The Dataset(json file) is not huge in size (~6mb).

class Dataset(data.Dataset):

    def __init__(self, binPath, data_path,hi_embeddings,en_embeddings,list_uids=None, list_data=None):
        self.word2ids = torch.load(os.path.join(binPath, "word2ids.pth"))
        # self.uid2hin = torch.load(os.path.join(binPath, "uid2hin.pth"))
        # self.ids2word = torch.load(os.path.join(binPath, "ids2word.pth"))
        # TODO: Fix this mapping,
        self.ids2word = {j: i for i, j in self.word2ids.items()}
        self.word2id_en = torch.load(open(os.path.join(binPath, "embeddings", "word2id_en.pth"), "rb"))
        self.word2id_hi = torch.load(open(os.path.join(binPath, "embeddings", "word2id_hi.pth"), "rb"))
        self.data = json.load(open(data_path, 'rb'))
        self.list_uids = list(self.data.keys())

        # self.hi_embeddings = self.load_embeddings(path=os.path.join(binPath, "embeddings"), lang='hi')
        # self.en_embeddings = self.load_embeddings(path=os.path.join(binPath, "embeddings"), lang='en')

        self.hi_embeddings = hi_embeddings
        self.en_embeddings = en_embeddings

        self.uid2hi_index = torch.load(open(os.path.join(binPath, "embeddings","uid2hi_idx.pth"), "rb"))
        self.embed_dim = 300

    def __len__(self):
        return len(self.data)

    def __getitem__(self, index):
        id = self.list_uids[index]
        X = self.tokenize(id, self.word2ids)
        idx_hi_list = set(self.uid2hi_index[id])

        X_ = self.tensorify_sentences(idx_hi_list, X)
        # print(X_)

        X_ = X_.permute(1, 0)
        y = self.data[id]["sent"]
        return X_, y

    def tensorify_sentences(self, idx_hi_list: Set[int], X: List[int]) -> torch.Tensor:
        array = np.zeros((self.embed_dim, len(X)))

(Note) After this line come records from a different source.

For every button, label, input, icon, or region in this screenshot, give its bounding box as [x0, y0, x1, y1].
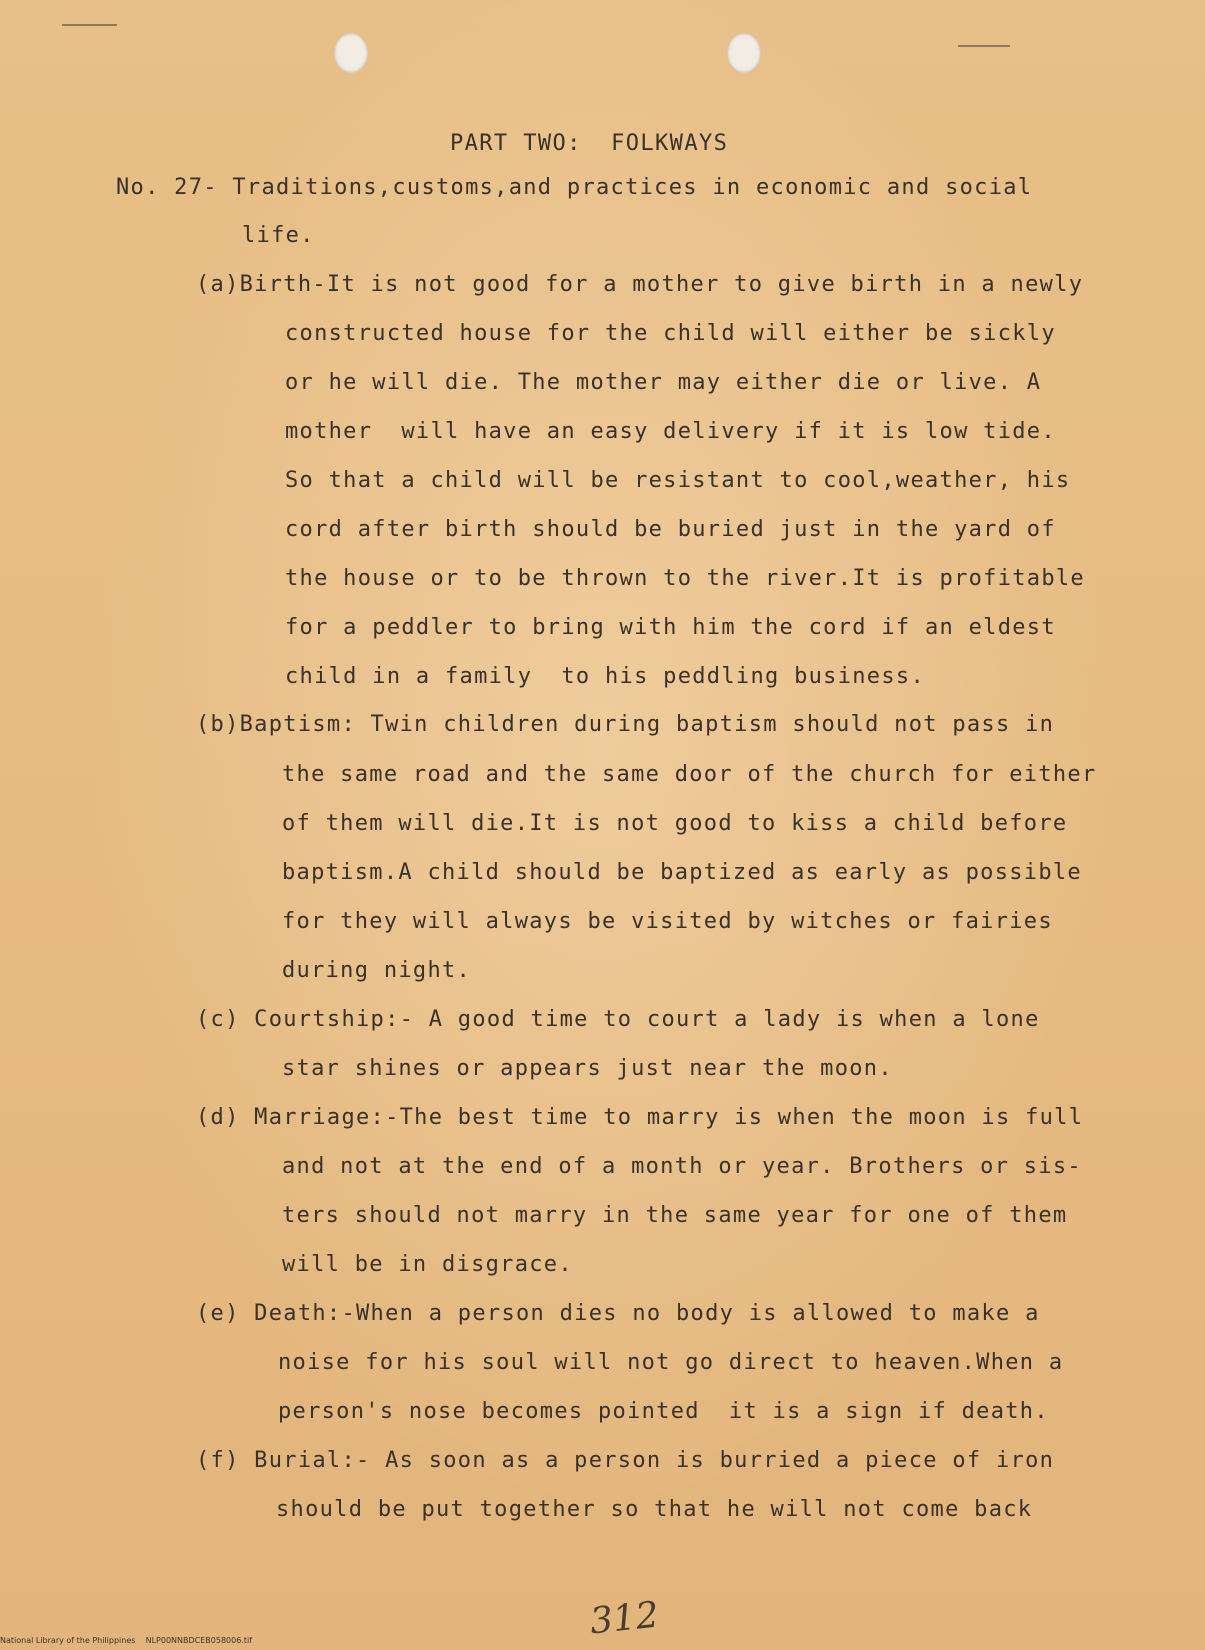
text-line: life.: [242, 223, 315, 248]
corner-mark: [62, 24, 117, 26]
text-line: baptism.A child should be baptized as early as possible: [282, 860, 1082, 885]
text-line: ters should not marry in the same year for one of them: [282, 1203, 1068, 1228]
text-line: the house or to be thrown to the river.It is profitable: [285, 566, 1085, 591]
text-line: mother will have an easy delivery if it is low tide.: [285, 419, 1056, 444]
text-line: So that a child will be resistant to cool,weather, his: [285, 468, 1071, 493]
text-line: (c) Courtship:- A good time to court a lady is when a lone: [196, 1007, 1040, 1032]
text-line: during night.: [282, 958, 472, 983]
text-line: constructed house for the child will either be sickly: [285, 321, 1056, 346]
text-line: (d) Marriage:-The best time to marry is when the moon is full: [196, 1105, 1084, 1130]
text-line: person's nose becomes pointed it is a sign if death.: [278, 1399, 1049, 1424]
text-line: No. 27- Traditions,customs,and practices in economic and social: [116, 175, 1033, 200]
corner-mark: [958, 45, 1010, 47]
text-line: of them will die.It is not good to kiss a child before: [282, 811, 1068, 836]
text-line: (b)Baptism: Twin children during baptism should not pass in: [196, 712, 1055, 737]
text-line: child in a family to his peddling business.: [285, 664, 925, 689]
text-line: star shines or appears just near the moon.: [282, 1056, 893, 1081]
text-line: cord after birth should be buried just in the yard of: [285, 517, 1056, 542]
text-line: and not at the end of a month or year. Brothers or sis-: [282, 1154, 1082, 1179]
archive-footer: National Library of the Philippines NLP00NNBDCEB058006.tif: [0, 1636, 253, 1645]
text-line: (f) Burial:- As soon as a person is burried a piece of iron: [196, 1448, 1055, 1473]
text-line: the same road and the same door of the church for either: [282, 762, 1097, 787]
text-line: noise for his soul will not go direct to heaven.When a: [278, 1350, 1064, 1375]
text-line: should be put together so that he will not come back: [276, 1497, 1033, 1522]
page-number: 312: [588, 1594, 661, 1643]
text-line: will be in disgrace.: [282, 1252, 573, 1277]
punch-hole-left: [334, 33, 368, 73]
text-line: for a peddler to bring with him the cord if an eldest: [285, 615, 1056, 640]
text-line: for they will always be visited by witches or fairies: [282, 909, 1053, 934]
page-title: PART TWO: FOLKWAYS: [450, 131, 729, 156]
text-line: or he will die. The mother may either die or live. A: [285, 370, 1042, 395]
text-line: (e) Death:-When a person dies no body is allowed to make a: [196, 1301, 1040, 1326]
text-line: (a)Birth-It is not good for a mother to give birth in a newly: [196, 272, 1084, 297]
punch-hole-right: [727, 33, 761, 73]
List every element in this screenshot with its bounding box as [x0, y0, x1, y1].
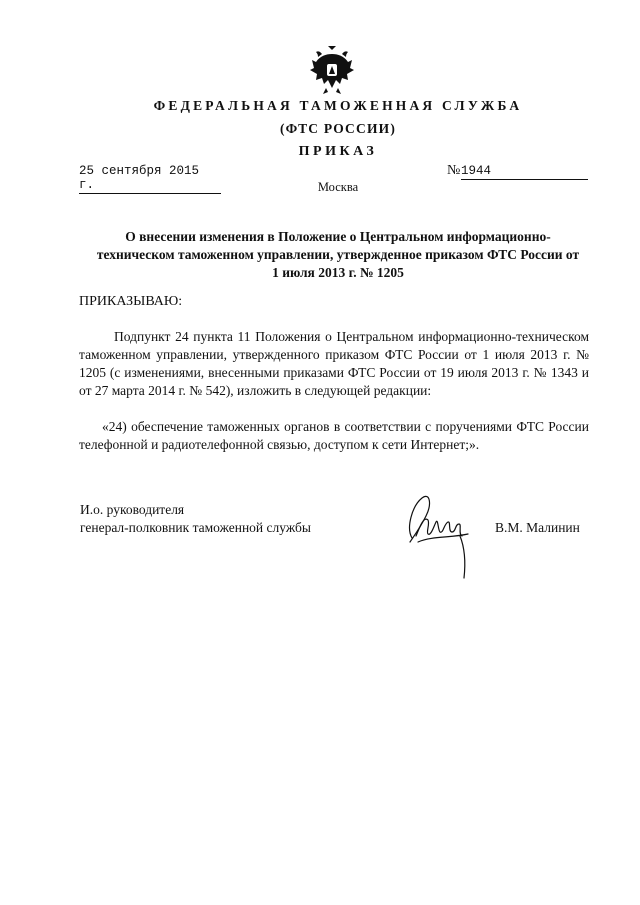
order-word: ПРИКАЗЫВАЮ:: [79, 294, 183, 309]
number-value: 1944: [461, 164, 588, 180]
signer-position-line1: И.о. руководителя: [80, 502, 185, 517]
signer-name: В.М. Малинин: [495, 520, 580, 535]
body-paragraph: Подпункт 24 пункта 11 Положения о Центральном информационно-техническом таможенном управлении, утвержденного приказом ФТС России от 1 июля 2013 г. № 1205 (с изменениями, внесенными приказами ФТС России от 19 июля 2013 г. № 1343 и от 27 марта 2014 г. № 542), изложить в следующей редакции:: [79, 329, 589, 398]
signer-position-line2: генерал-полковник таможенной службы: [80, 520, 311, 535]
document-number: [447, 163, 588, 180]
document-type: ПРИКАЗ: [298, 144, 378, 159]
document-city: Москва: [317, 180, 359, 194]
agency-name: ФЕДЕРАЛЬНАЯ ТАМОЖЕННАЯ СЛУЖБА: [153, 98, 523, 113]
body-paragraph: «24) обеспечение таможенных органов в соответствии с поручениями ФТС России телефонной и радиотелефонной связью, доступом к сети Интернет;».: [79, 419, 589, 452]
number-sign: №: [447, 163, 461, 178]
document-title: О внесении изменения в Положение о Центральном информационно-техническом таможенном управлении, утвержденное приказом ФТС России от 1 июля 2013 г. № 1205: [96, 229, 580, 280]
agency-short-name: (ФТС РОССИИ): [279, 121, 397, 136]
document-date: 25 сентября 2015 г.: [79, 164, 221, 194]
signature-icon: [398, 486, 488, 586]
russian-emblem-icon: [308, 44, 356, 96]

        for i, _ in enumerate(X):
            word = self.ids2word[X[i]]

            if i in idx_hi_list:
                array[:, i] = self._lookup_embeddings(word, lang='hi')

            array[:, i] = self._lookup_embeddings(word, lang='en')

        resulting_tensor = torch.from_numpy(array)
        return resulting_tensor

zhangguanheng66 · January 30, 2020, 4:13pm

Just curious. Do you overwrite the __getitem__ func? You could open an issue on pytorch/pytorch.

Could you also copy/paste the code snippet for the dataloader part?